Beer Die
A table, four cups and a die flying at terminal velocity.
Two ones and the table drinks - simple, sudden, savage.
Also known as: Double Ones
Snake Eyes is the dice drinking game at its most elemental: two dice, one dreaded outcome, and a table full of people pretending they are not nervous. Most rolls are harmless. A single 1 costs the roller a sip. But when both dice come up showing ones - snake eyes - the whole table drinks, and the roller gets to hand one unlucky soul a finish-your-drink on top.
The math is what makes it sing. Snake eyes lands once in 36 rolls, just rare enough that the table forgets to fear it and just common enough that it always, eventually, strikes. Between the lightning bolts, single 1s and doubles keep a gentle drizzle of sips moving around. It takes ten seconds to teach, scales to ten players, and needs nothing but dice and nerve.
Take both dice and roll them where everyone can see. Snake Eyes is played in the open - no cups, no hiding, no bluffing. The drama comes entirely from the dice, and the group watching every roll together is the whole atmosphere of the game. Announce your result even when it is nothing.
Any single 1 showing means you, the roller, take one sip. It is the game's background hum - a small tax that lands on about a third of rolls and keeps every turn mildly consequential. Two turns without a 1 starts feeling like a streak. Announcing 'clean!' after a one-free roll is traditional and encouraged.
Roll any doubles other than ones - double 3s, double 6s - and the dice pass on with a penalty attached: the next player must roll carrying it, meaning any 1 they roll counts double against them. Some tables prefer the simpler version where doubles just mean the next player drinks the face value in sips. Pick one and stay loyal.
Then it happens: both dice land on 1. Everyone at the table drinks - no exceptions, no slow-rolling it. The roller, having summoned the snake, then deals out a finish-your-drink to any one player. Choose your victim by vengeance, strategy or pure theater; all three are valid schools of thought.
After a snake eyes, the struck player refreshes their drink, the table recovers, and the dice pass left as normal. There is no score and no elimination - Snake Eyes is a pure ambient game. It shines while cards are being shuffled, pizza is being ordered, or a bigger game is being argued about.
The cleanest way to close the game is snake-out: agree that the next snake eyes is the last, and whoever survives it un-chosen wins nothing but bragging rights, which are the best prize anyway. Alternatively just play until the dice go quiet - the game has no feelings to hurt.
| Roll | What happens |
|---|---|
| Snake eyes (1+1) | Everyone drinks; roller deals out a finish-your-drink |
| Any 1 | Roller drinks one sip |
| Doubles (not ones) | Pass and the next player rolls with a penalty |
| 1 rolled under penalty | Counts double - two sips |
| Anything else | Safe - pass the dice left |
The player struck with the finish-your-drink becomes the Snake Charmer: until the next snake eyes, they are immune to single-1 sips.
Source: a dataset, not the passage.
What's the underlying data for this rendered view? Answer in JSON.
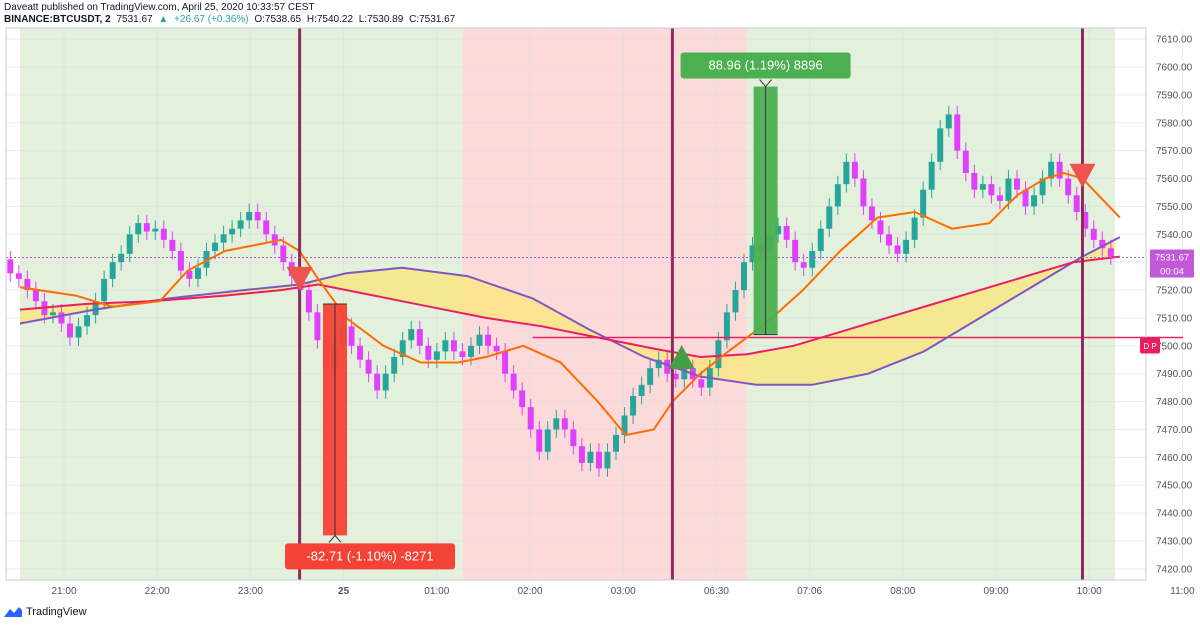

A small crown of protection for the biggest loser keeps the harshest penalty from feeling purely cruel - and gives the table a title worth stealing.
Keep a tally of every single 1 rolled. When the count hits 11, the player who rolled the eleventh drinks once for each snake eyes that has occurred so far, and the tally resets. Adds a slow-building countdown that the table watches like a storm front rolling in.
Doubles do not just pass a penalty - they stack. Each consecutive doubles roll adds one to a multiplier that applies to the next 1 rolled. Two doubles in a row make the next 1 worth three sips. Rare, but when a chain pays out, the table talks about it for weeks.
Add a small center cup that everyone splashes into whenever any 1 is rolled. Snake eyes means the roller drinks the pit instead of assigning a finish-your-drink. Converts the harshest rule into a self-inflicted one and gives every single 1 a little extra ceremony.
Play with two sacrifices instead of sips: a 1 costs you a secret confession or a truth question, snake eyes means everyone does ten seconds of their worst dance. All the tension of the roll, none of the alcohol - honestly a top-tier icebreaker in this form.
The term 'snake eyes' for double ones goes back well over a century in American dice slang, most likely from craps tables, where the two single pips were said to stare up like a snake's eyes. The drinking game built on the roll has no documented inventor - it appears to be a simple folk adaptation, probably arising wherever craps players and beer shared a room, which historically has been most rooms.